Would a simple OLS regression work with this example? First and foremost I would greatly appreciate any help you can provide me with.  
I am writing my undergraduate thesis on the rise of populism in France.  
The relationship I am trying to better understand is as follows:  Can we explain the rise in popularity of the National Front (political party) between 2000 and 2014 through the rising number of immigrant populations immigrating to France?  
The data I have so far are the average popularity ratings per year for the political party, and the change in immigrants in France? 
 A: If you are trying to establish a causal relationship between higher popularity or vote shares of the Front National with immigration then the answer is no. The reason is that you cannot construct a credible counterfactual, i.e. a comparison situation from which you can infer what would have happened to the vote share of the Front National in the absence of higher immigration. At best you can find a correlation between the two variables.

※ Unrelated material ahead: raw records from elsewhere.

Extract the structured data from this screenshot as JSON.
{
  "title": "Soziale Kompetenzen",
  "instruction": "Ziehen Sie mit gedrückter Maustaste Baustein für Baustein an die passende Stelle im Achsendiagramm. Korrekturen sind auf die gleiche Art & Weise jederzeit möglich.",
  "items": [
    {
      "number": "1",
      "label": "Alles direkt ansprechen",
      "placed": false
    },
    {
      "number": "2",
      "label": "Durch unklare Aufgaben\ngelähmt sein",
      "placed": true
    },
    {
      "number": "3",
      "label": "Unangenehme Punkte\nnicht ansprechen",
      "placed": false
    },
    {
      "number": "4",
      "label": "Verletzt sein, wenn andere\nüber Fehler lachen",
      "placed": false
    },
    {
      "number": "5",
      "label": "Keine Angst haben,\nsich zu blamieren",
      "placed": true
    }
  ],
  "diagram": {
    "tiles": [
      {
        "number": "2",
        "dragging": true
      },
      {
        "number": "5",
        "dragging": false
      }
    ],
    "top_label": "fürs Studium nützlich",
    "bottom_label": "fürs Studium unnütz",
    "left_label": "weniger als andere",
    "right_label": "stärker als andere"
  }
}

What you are trying to do is very difficult in practice and requires good data and appropriate estimation techniques. Running OLS only will not be sufficient because of omitted variables that affect both immigration and the Front National's vote share. This will bias your results and you may draw wrong conclusions from your data (here that explains the problem of omitted variables). Other econometric/statistical problems include reverse causality: immigration may increase the support of this right wing party but an increase of the support of this party may reduce immigration - in this case immigration is again correlated with the error term, i.e. your estimates will be biased.
In the perfect setting you would have two parallel worlds in which one has a France from 2000-2014 with immigration and the other one would have a France from 2000-2014 without immigration, all else equal. Then you could run plain OLS to uncover the causal effect of immigration of the Front National's vote share - of course we only have one world, unfortunately.

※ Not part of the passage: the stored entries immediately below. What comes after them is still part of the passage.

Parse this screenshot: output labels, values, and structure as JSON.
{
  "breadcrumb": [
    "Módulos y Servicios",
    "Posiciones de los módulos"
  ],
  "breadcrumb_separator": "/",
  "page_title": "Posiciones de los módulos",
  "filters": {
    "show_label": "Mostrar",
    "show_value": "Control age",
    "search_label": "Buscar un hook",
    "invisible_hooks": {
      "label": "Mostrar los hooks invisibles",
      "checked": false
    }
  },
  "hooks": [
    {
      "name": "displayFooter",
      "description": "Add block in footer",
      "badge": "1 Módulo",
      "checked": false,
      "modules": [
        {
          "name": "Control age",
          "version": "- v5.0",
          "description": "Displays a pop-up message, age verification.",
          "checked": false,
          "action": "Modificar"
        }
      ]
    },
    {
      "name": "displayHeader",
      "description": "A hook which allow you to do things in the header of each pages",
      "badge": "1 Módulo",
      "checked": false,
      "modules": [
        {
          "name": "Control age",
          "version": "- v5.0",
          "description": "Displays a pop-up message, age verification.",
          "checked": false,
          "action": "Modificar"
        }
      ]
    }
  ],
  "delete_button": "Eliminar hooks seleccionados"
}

As an alternative: try to find county level data with vote shares for the Front National and identify counties that have immigration and some that don't. You can then compare those counties (with and without immigration) that have similar trends in the vote share for the Front National. Then you can apply a technique called difference in differences (see for example here for an explanation) which has higher hopes to uncover the effect of immigration on the vote share.
I say it has a higher hope because this model does not come assumption-free. You must make sure that you have included other time-varying factors in your difference-in-differences (DiD) regression that affect the vote share like unemployment, the vote share of other parties, etc., that you have two or more counties that are actually comparable in their pre-immigration characteristics, and that no other policies happened at the same time. The problem is that immigration is not a one-time event but immigrants flow over time. Yet DiD would be a good starting point and definitely at a very high standard for an undergraduate thesis.